Einer, der Berlin ja alsbald verlassen soll, ist Ronny. Den Brasilianer an einen neuen Arbeitgeber zu vermitteln, gestaltet sich aber offenbar schwierig. Und weil ein verletzter Ronny noch ungleich problematischer an den Mann zu bringen wäre, als ein gesunder Ronny, wurde Pal Dardai um 11.07 Uhr vielleicht ein wenig mulmig.

Da nämlich ging der einstige Aufstiegsheld während einer Spielform zu Boden und hielt sich mit schmerzverzerrtem Gesicht das linke Knie. Kurze Zeit später trat Ronny zwar schon wieder gegen den Ball, um 11:21 Uhr war jedoch Schluss. Herthas Physio Frederick Syna bandagierte das geschundene Knie und der Mann mit der linken Klebe ging ab.

Am Nachmittag folgte jedoch die Entwarnung. Der Blessur sei harmlos, hieß es von Seiten des Vereins. Ronny absolvierte eine individuelle Einheit, die er im Trainingslager in Bad Saarow verpasst hatte.

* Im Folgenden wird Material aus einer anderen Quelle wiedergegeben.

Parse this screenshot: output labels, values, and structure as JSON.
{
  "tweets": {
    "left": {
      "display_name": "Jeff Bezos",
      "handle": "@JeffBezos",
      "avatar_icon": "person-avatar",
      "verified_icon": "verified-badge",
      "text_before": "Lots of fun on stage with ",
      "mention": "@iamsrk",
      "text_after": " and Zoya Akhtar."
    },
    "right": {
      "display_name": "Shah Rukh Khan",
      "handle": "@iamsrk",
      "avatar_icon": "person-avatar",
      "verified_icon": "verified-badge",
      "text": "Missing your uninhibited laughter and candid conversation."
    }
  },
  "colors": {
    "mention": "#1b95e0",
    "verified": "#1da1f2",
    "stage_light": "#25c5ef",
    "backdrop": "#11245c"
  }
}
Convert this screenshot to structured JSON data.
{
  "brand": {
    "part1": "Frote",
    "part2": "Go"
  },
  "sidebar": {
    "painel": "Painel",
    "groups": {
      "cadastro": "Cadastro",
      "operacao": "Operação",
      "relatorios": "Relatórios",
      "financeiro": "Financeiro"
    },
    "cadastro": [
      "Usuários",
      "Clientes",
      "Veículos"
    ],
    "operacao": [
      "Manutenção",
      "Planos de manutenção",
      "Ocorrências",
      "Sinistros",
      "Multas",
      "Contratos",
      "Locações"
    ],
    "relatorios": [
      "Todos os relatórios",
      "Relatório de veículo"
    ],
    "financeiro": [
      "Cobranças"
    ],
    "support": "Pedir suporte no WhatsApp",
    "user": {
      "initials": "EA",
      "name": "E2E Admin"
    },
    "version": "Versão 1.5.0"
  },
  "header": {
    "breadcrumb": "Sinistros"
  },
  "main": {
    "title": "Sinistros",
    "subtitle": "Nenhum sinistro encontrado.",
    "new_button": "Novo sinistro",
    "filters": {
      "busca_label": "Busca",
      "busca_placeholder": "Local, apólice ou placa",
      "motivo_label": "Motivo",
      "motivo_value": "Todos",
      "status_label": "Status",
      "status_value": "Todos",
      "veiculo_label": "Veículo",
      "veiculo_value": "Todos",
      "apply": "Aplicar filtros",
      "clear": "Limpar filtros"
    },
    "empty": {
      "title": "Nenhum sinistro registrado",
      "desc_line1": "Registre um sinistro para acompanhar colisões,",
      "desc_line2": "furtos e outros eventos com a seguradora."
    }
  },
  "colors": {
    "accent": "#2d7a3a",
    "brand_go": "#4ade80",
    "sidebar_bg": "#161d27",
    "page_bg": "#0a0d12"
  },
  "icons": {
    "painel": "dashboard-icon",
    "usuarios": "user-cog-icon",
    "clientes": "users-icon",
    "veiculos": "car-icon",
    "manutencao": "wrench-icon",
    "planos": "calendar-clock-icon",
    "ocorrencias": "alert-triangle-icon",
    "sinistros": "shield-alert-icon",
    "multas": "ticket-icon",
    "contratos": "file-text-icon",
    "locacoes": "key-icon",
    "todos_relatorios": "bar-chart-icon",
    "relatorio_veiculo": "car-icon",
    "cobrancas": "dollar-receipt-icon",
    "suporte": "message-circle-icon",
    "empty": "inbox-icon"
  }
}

Ein weiterer Spieler, von dem sich die Berliner trennen möchten, wurde bei den Spielchen am Vormittag übrigens von vornherein geschont: Johannes van den Bergh. Laut Pal Dardai eine kleine Vorsichtsmaßnahme nach einem Schlag auf die Wade. Thomas Kraft, der am Donnerstag ja geschont wurde, war übrigens wieder mit von der Partie.

Cigerci rackert

Mächtig Gas gaben derweil die Rekonvaleszenten. Tolga Cigerci rackerte mit Hendrik Vieth und jeder Menge Utensilien – Gummibändern, Hürden und Bällen.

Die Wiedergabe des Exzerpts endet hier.